1972, a "vintage year" for Audemars Piguet and an historic one for the craft of watchmaking with the launch of the world's first luxury sports watch, the Royal Oak.
Its octagonal shape, steel edges and the use of prominent hexagonal screws as a design feature strike a perfect balance between power and elegance. Worthy of its name, the Royal Oak has since become a legend.
Audemars Piguet watchmakers found themselves confronted with a new challenge: to reinterpret the classical watch for a new age. The solution they came up with is the refined heir to an aristocratic lineage: the peerless Royal Oak. Its octagonal design, originally produced only in high-grade steel, took the breath away even of many professionals. When the initial shock abated, some in the industry hinted that Audemars Piguet had taken a wrong turning. However, when the Royal Oak was unveiled at the 1972 European watchmaking fair in Basel with a price tag of just Sfr. 3,300 unheard of for a watch bearing the Audemars Piguet name its success was beyond even its creators' expectations.
The legend of the oak stretches back to the dawn of history, when man discovered the virtues of wood as a toolmaking material. The oak's structural strength was prefigured in the majesty of the tree itself. The oak has another, more recent association with majesty. In 1651 after the Battle of Worcester, King Charles the II of England, Scotland and Wales found refuge from pursuers in the hollow of an ancient oak. A "royal oak" indeed.
The name Royal Oak was adopted by the Royal Navy for a series of vessels of the line, in the days at the height of imperial glory when Britain "ruled the waves".
The ships naturally distinguished themselves, in the Napoleonic wars and in the great wars of this century. It is this ancient, royal and naval heritage of the name Royal Oak that inspired Audemars Piguet in the creation of a legendary watch. The porthole, that symbol of the high seas, was the starting point for this virile design. The choice of an octagonal form, with a bezel secured by hexagonal screws in white gold, followed naturally. And how does one turn a hexagonal screw, to drive it home? That is just one of the closely guarded trade secrets of the engineers and designers in Le Brassus.

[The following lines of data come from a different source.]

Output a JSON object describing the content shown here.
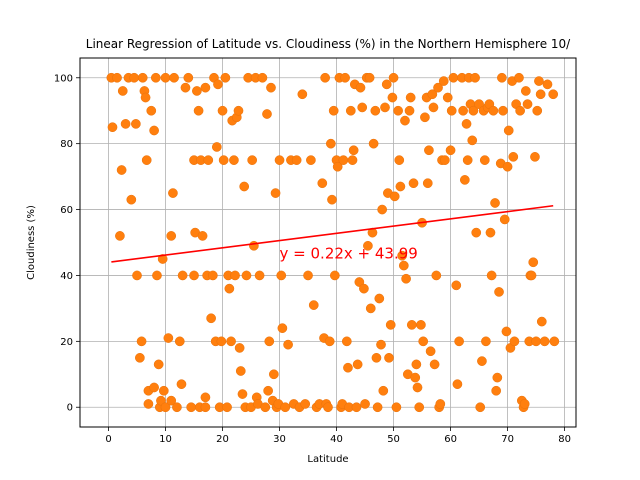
{
  "chart_data": {
    "type": "scatter",
    "title": "Linear Regression of Latitude vs. Cloudiness (%) in the Northern Hemisphere 10/",
    "xlabel": "Latitude",
    "ylabel": "Cloudiness (%)",
    "xlim": [
      -5,
      82
    ],
    "ylim": [
      -6,
      106
    ],
    "xticks": [
      0,
      10,
      20,
      30,
      40,
      50,
      60,
      70,
      80
    ],
    "yticks": [
      0,
      20,
      40,
      60,
      80,
      100
    ],
    "grid": true,
    "point_color": "#ff7f0e",
    "line_color": "#ff0000",
    "regression": {
      "equation": "y = 0.22x + 43.99",
      "slope": 0.22,
      "intercept": 43.99,
      "x_range": [
        0.5,
        78
      ],
      "label_position": [
        30,
        47
      ]
    },
    "points": [
      [
        0.5,
        100
      ],
      [
        0.7,
        85
      ],
      [
        1.5,
        100
      ],
      [
        2,
        52
      ],
      [
        2.3,
        72
      ],
      [
        2.5,
        96
      ],
      [
        3,
        86
      ],
      [
        3.5,
        100
      ],
      [
        4,
        63
      ],
      [
        4.5,
        100
      ],
      [
        4.8,
        86
      ],
      [
        5,
        40
      ],
      [
        5.5,
        15
      ],
      [
        5.8,
        20
      ],
      [
        6,
        100
      ],
      [
        6.3,
        96
      ],
      [
        6.5,
        94
      ],
      [
        6.7,
        75
      ],
      [
        7,
        5
      ],
      [
        7,
        1
      ],
      [
        7.5,
        90
      ],
      [
        8,
        6
      ],
      [
        8,
        84
      ],
      [
        8.3,
        100
      ],
      [
        8.5,
        40
      ],
      [
        8.8,
        13
      ],
      [
        9,
        0
      ],
      [
        9.2,
        2
      ],
      [
        9.5,
        45
      ],
      [
        9.7,
        5
      ],
      [
        10,
        100
      ],
      [
        10,
        0
      ],
      [
        10.5,
        21
      ],
      [
        11,
        2
      ],
      [
        11,
        52
      ],
      [
        11.3,
        65
      ],
      [
        11.5,
        100
      ],
      [
        12,
        0
      ],
      [
        12.5,
        20
      ],
      [
        12.8,
        7
      ],
      [
        13,
        40
      ],
      [
        13.5,
        97
      ],
      [
        14,
        100
      ],
      [
        14.5,
        0
      ],
      [
        15,
        40
      ],
      [
        15,
        75
      ],
      [
        15.2,
        53
      ],
      [
        15.5,
        96
      ],
      [
        15.8,
        90
      ],
      [
        16,
        0
      ],
      [
        16.2,
        75
      ],
      [
        16.5,
        52
      ],
      [
        17,
        3
      ],
      [
        17,
        0
      ],
      [
        17,
        97
      ],
      [
        17.3,
        40
      ],
      [
        17.5,
        75
      ],
      [
        18,
        27
      ],
      [
        18.3,
        40
      ],
      [
        18.5,
        100
      ],
      [
        18.8,
        20
      ],
      [
        19,
        79
      ],
      [
        19.2,
        98
      ],
      [
        19.5,
        0
      ],
      [
        19.8,
        20
      ],
      [
        20,
        90
      ],
      [
        20.2,
        75
      ],
      [
        20.5,
        100
      ],
      [
        20.8,
        0
      ],
      [
        21,
        40
      ],
      [
        21.2,
        36
      ],
      [
        21.5,
        20
      ],
      [
        21.7,
        87
      ],
      [
        22,
        75
      ],
      [
        22.2,
        40
      ],
      [
        22.5,
        88
      ],
      [
        22.8,
        90
      ],
      [
        23,
        18
      ],
      [
        23.2,
        11
      ],
      [
        23.5,
        4
      ],
      [
        23.8,
        67
      ],
      [
        24,
        0
      ],
      [
        24.2,
        40
      ],
      [
        24.5,
        100
      ],
      [
        25,
        0
      ],
      [
        25.2,
        75
      ],
      [
        25.5,
        49
      ],
      [
        25.8,
        100
      ],
      [
        26,
        3
      ],
      [
        26.2,
        1
      ],
      [
        26.5,
        40
      ],
      [
        27,
        100
      ],
      [
        27.5,
        0
      ],
      [
        27.8,
        89
      ],
      [
        28,
        5
      ],
      [
        28.2,
        20
      ],
      [
        28.5,
        97
      ],
      [
        28.8,
        2
      ],
      [
        29,
        10
      ],
      [
        29.3,
        65
      ],
      [
        29.5,
        0
      ],
      [
        29.8,
        1
      ],
      [
        30,
        75
      ],
      [
        30.3,
        40
      ],
      [
        30.5,
        24
      ],
      [
        31,
        0
      ],
      [
        31.5,
        19
      ],
      [
        32,
        75
      ],
      [
        32.5,
        1
      ],
      [
        33,
        75
      ],
      [
        33.5,
        0
      ],
      [
        34,
        95
      ],
      [
        34.5,
        1
      ],
      [
        35,
        40
      ],
      [
        35.5,
        75
      ],
      [
        36,
        31
      ],
      [
        36.5,
        0
      ],
      [
        37,
        1
      ],
      [
        37.5,
        68
      ],
      [
        37.8,
        21
      ],
      [
        38,
        100
      ],
      [
        38.2,
        1
      ],
      [
        38.5,
        0
      ],
      [
        38.8,
        20
      ],
      [
        39,
        80
      ],
      [
        39.2,
        63
      ],
      [
        39.5,
        90
      ],
      [
        39.7,
        40
      ],
      [
        40,
        75
      ],
      [
        40.2,
        73
      ],
      [
        40.5,
        100
      ],
      [
        40.8,
        0
      ],
      [
        41,
        1
      ],
      [
        41.2,
        75
      ],
      [
        41.5,
        100
      ],
      [
        41.8,
        20
      ],
      [
        42,
        12
      ],
      [
        42.2,
        0
      ],
      [
        42.5,
        90
      ],
      [
        42.8,
        75
      ],
      [
        43,
        78
      ],
      [
        43.2,
        98
      ],
      [
        43.5,
        0
      ],
      [
        43.7,
        13
      ],
      [
        44,
        38
      ],
      [
        44.2,
        97
      ],
      [
        44.5,
        91
      ],
      [
        44.8,
        36
      ],
      [
        45,
        1
      ],
      [
        45.3,
        100
      ],
      [
        45.5,
        49
      ],
      [
        45.8,
        100
      ],
      [
        46,
        30
      ],
      [
        46.3,
        53
      ],
      [
        46.5,
        80
      ],
      [
        46.8,
        90
      ],
      [
        47,
        15
      ],
      [
        47.2,
        0
      ],
      [
        47.5,
        33
      ],
      [
        47.8,
        19
      ],
      [
        48,
        60
      ],
      [
        48.2,
        5
      ],
      [
        48.5,
        91
      ],
      [
        48.8,
        98
      ],
      [
        49,
        65
      ],
      [
        49.2,
        15
      ],
      [
        49.5,
        25
      ],
      [
        49.8,
        94
      ],
      [
        50,
        100
      ],
      [
        50.2,
        64
      ],
      [
        50.5,
        0
      ],
      [
        50.8,
        90
      ],
      [
        51,
        75
      ],
      [
        51.2,
        67
      ],
      [
        51.5,
        46
      ],
      [
        51.8,
        43
      ],
      [
        52,
        87
      ],
      [
        52.2,
        39
      ],
      [
        52.5,
        10
      ],
      [
        52.8,
        90
      ],
      [
        53,
        94
      ],
      [
        53.2,
        25
      ],
      [
        53.5,
        68
      ],
      [
        53.8,
        9
      ],
      [
        54,
        13
      ],
      [
        54.2,
        6
      ],
      [
        54.5,
        0
      ],
      [
        54.8,
        25
      ],
      [
        55,
        56
      ],
      [
        55.2,
        20
      ],
      [
        55.5,
        88
      ],
      [
        55.8,
        94
      ],
      [
        56,
        68
      ],
      [
        56.2,
        78
      ],
      [
        56.5,
        17
      ],
      [
        56.8,
        95
      ],
      [
        57,
        91
      ],
      [
        57.2,
        13
      ],
      [
        57.5,
        40
      ],
      [
        57.8,
        97
      ],
      [
        58,
        0
      ],
      [
        58.2,
        1
      ],
      [
        58.5,
        75
      ],
      [
        58.8,
        99
      ],
      [
        59,
        75
      ],
      [
        59.5,
        94
      ],
      [
        60,
        78
      ],
      [
        60.2,
        90
      ],
      [
        60.5,
        100
      ],
      [
        61,
        37
      ],
      [
        61.2,
        7
      ],
      [
        61.5,
        20
      ],
      [
        62,
        100
      ],
      [
        62.2,
        90
      ],
      [
        62.5,
        69
      ],
      [
        62.8,
        86
      ],
      [
        63,
        75
      ],
      [
        63.2,
        100
      ],
      [
        63.5,
        92
      ],
      [
        63.8,
        81
      ],
      [
        64,
        90
      ],
      [
        64.3,
        100
      ],
      [
        64.5,
        53
      ],
      [
        65,
        92
      ],
      [
        65.2,
        0
      ],
      [
        65.5,
        14
      ],
      [
        65.8,
        90
      ],
      [
        66,
        75
      ],
      [
        66.2,
        20
      ],
      [
        66.5,
        91
      ],
      [
        66.8,
        92
      ],
      [
        67,
        53
      ],
      [
        67.2,
        40
      ],
      [
        67.5,
        90
      ],
      [
        67.8,
        62
      ],
      [
        68,
        5
      ],
      [
        68.2,
        9
      ],
      [
        68.5,
        35
      ],
      [
        68.8,
        74
      ],
      [
        69,
        100
      ],
      [
        69.2,
        90
      ],
      [
        69.5,
        57
      ],
      [
        69.8,
        23
      ],
      [
        70,
        73
      ],
      [
        70.2,
        84
      ],
      [
        70.5,
        18
      ],
      [
        70.8,
        99
      ],
      [
        71,
        76
      ],
      [
        71.2,
        20
      ],
      [
        71.5,
        92
      ],
      [
        72,
        100
      ],
      [
        72.2,
        90
      ],
      [
        72.5,
        2
      ],
      [
        72.8,
        0
      ],
      [
        73,
        1
      ],
      [
        73.2,
        96
      ],
      [
        73.5,
        92
      ],
      [
        73.8,
        20
      ],
      [
        74,
        40
      ],
      [
        74.2,
        40
      ],
      [
        74.5,
        44
      ],
      [
        74.8,
        76
      ],
      [
        75,
        20
      ],
      [
        75.2,
        90
      ],
      [
        75.5,
        99
      ],
      [
        75.8,
        95
      ],
      [
        76,
        26
      ],
      [
        76.5,
        20
      ],
      [
        77,
        98
      ],
      [
        78,
        95
      ],
      [
        78.2,
        20
      ]
    ]
  }
}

The "rugged" look of this luxury sports watch is emphasized by the use of steel, satin-finished to highlight the quality of the Royal Oak's design. The bezel's rounded contours, somewhat soften the impact.
The Royal Oak is also distinctive as the first successful use of integrated design, for watch and bracelet. The octagonal porthole motif is echoed in the bracelet, with its hand-made links of progressively diminishing size.
The Royal Oak Offshore Introduced in 1993 , water-resistant to depth of 100 metres and designed for extreme sports. Crafting Royal Oak and Royal Oak Offshore cases calls for more than 250 successive operations including all types of hand-made finish: bevelling, lapping, polishing, brushing, sandblasting and circular-graining. Initially introduced in steel, representing a revolution in the world of luxury watches, the cases of the Royal Oak and Royal Oak Offshore are currently made from a wide variety of metals, some of which originate from the latest research in the aeronautical and spatial industries.
Around its legendary octagonal dial, eight visible white gold screws hold together the bezel, the exclusive water-resistance gasket and the case-back and middle. The crown and pushpieces on the Royal Oak Offshore are protected by a rubber guard and the metal bracelets are assembled by hand.